Bless handelt mit Geistesblitzen – so nennt er seine selbst gestalteten Kärtchen. Während er sie farblich zueinander passend auf seiner Laterne in eine Art Stoffnest drapiert, kommt ein Gast auf ihn zu, der zwei Sprüche für seine Tochter und sich ziehen will. Es folgt ein kurzes Gespräch, ehe der Gast gegen einen frei wählbaren Preis zwei Zettel zieht. In den Kneipen St.Paulis, Eimsbüttels und Ottensens ist Bless bekannt, denn er ist hier an fünf Abenden pro Woche mit seiner Laterne unterwegs – und das seit mittlerweile elf Jahren. „Damals hab ich das erste Mal solche Karten verteilt, das war auf einer privaten Party“, erinnert er sich. „Das war ein Versuch, ich wollte, dass die Leute auch mal auf andere Themen kommen.“ Er beobachtet, dass Menschen, die sonst nicht miteinander ins Gespräch kommen, sich plötzlich angeregt unterhalten und zieht kurz darauf auf der Altonale mit einem Korb voller Karten los. Wieder erstaunt ihn, wie aufgeschlossen Fremde auf seine Karten reagieren. Er sieht kurz darauf die Laterne in einem Laden, schmückt sie mit den Fotos und ist von da an als der Mann mit der Laterne unterwegs.
Seine bedächtige Art zu sprechen und die lang gezogenen Vokale deuten seine nord- deutsche Herkunft an: Bless kommt ursprünglich aus Dithmarschen und schon als 17-Jähriger weiß er, dass er Philosophie studieren will. Da er aber kein Abitur hat, macht er erst mal eine Ausbildung zum Erzieher und Diakon. Dann zieht er nach Hamburg, holt das Abitur nach und studiert ausführlich sein Wunschfach.

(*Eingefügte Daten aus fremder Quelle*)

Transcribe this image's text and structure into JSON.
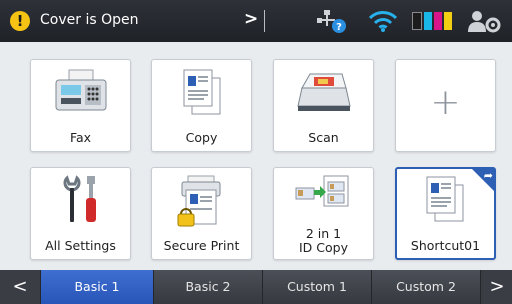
{
  "status_bar": {
    "message": "Cover is Open",
    "warning_icon_glyph": "!",
    "expand_glyph": ">",
    "icons": [
      "warning-icon",
      "expand-icon",
      "network-help-icon",
      "wifi-icon",
      "toner-level-icon",
      "user-settings-icon"
    ],
    "toner_colors": [
      "#1c1c1c",
      "#19b7e8",
      "#d7148a",
      "#f3cf13"
    ]
  },
  "tiles": {
    "fax": "Fax",
    "copy": "Copy",
    "scan": "Scan",
    "add_glyph": "+",
    "all_settings": "All Settings",
    "secure_print": "Secure Print",
    "id_copy_line1": "2 in 1",
    "id_copy_line2": "ID Copy",
    "shortcut": "Shortcut01"
  },
  "tabs": {
    "prev_glyph": "<",
    "next_glyph": ">",
    "items": [
      "Basic 1",
      "Basic 2",
      "Custom 1",
      "Custom 2"
    ],
    "active": "Basic 1"
  },
  "colors": {
    "accent": "#2d5fb4",
    "warning": "#f6c213",
    "status_bar": "#25282e"
  }
}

Nach dem Studium spielt er für zwei, drei Jahre mit dem Gedanken, einen Waldkindergar- ten zu gründen. Er befasst sich mit den Lehren der Reformpädagogin Maria Montessori und überlegt, wie man Kinder begeistern kann. Daraus entsteht ein Projekt, das er bis heute betreibt: Er sammelt Treibholzstücke an der Elbe und bearbeitet sie so, dass Kinder sie sowohl als Klanghölzer als auch als Bauklötze benutzen können. In den 90er-Jahren schreibt er viel, tritt bei diversen Poetry Slams und auch in Talkshows in München und Köln auf. Nach einer Veranstaltung kommt ein Erzieher auf ihn zu und fragt, ob er nicht auch mal etwas für Kinder schreiben könne. Er findet Gefallen daran und schreibt Reime zu über 40 Themen – bis heute sind daraus „ein paar hundert“ Reime geworden. Einen Teil davon hat er auch auf Karten gedruckt, mit denen geht er in Kinderkrankenhäuser und Schulen. Er verkleidet sich dann als „Kinderkunstpirat“, zieht sich bunt an und setzt einen Piratenhut auf, der von einem flügelschlagenden Papagei aus Pappmaché gekrönt wird.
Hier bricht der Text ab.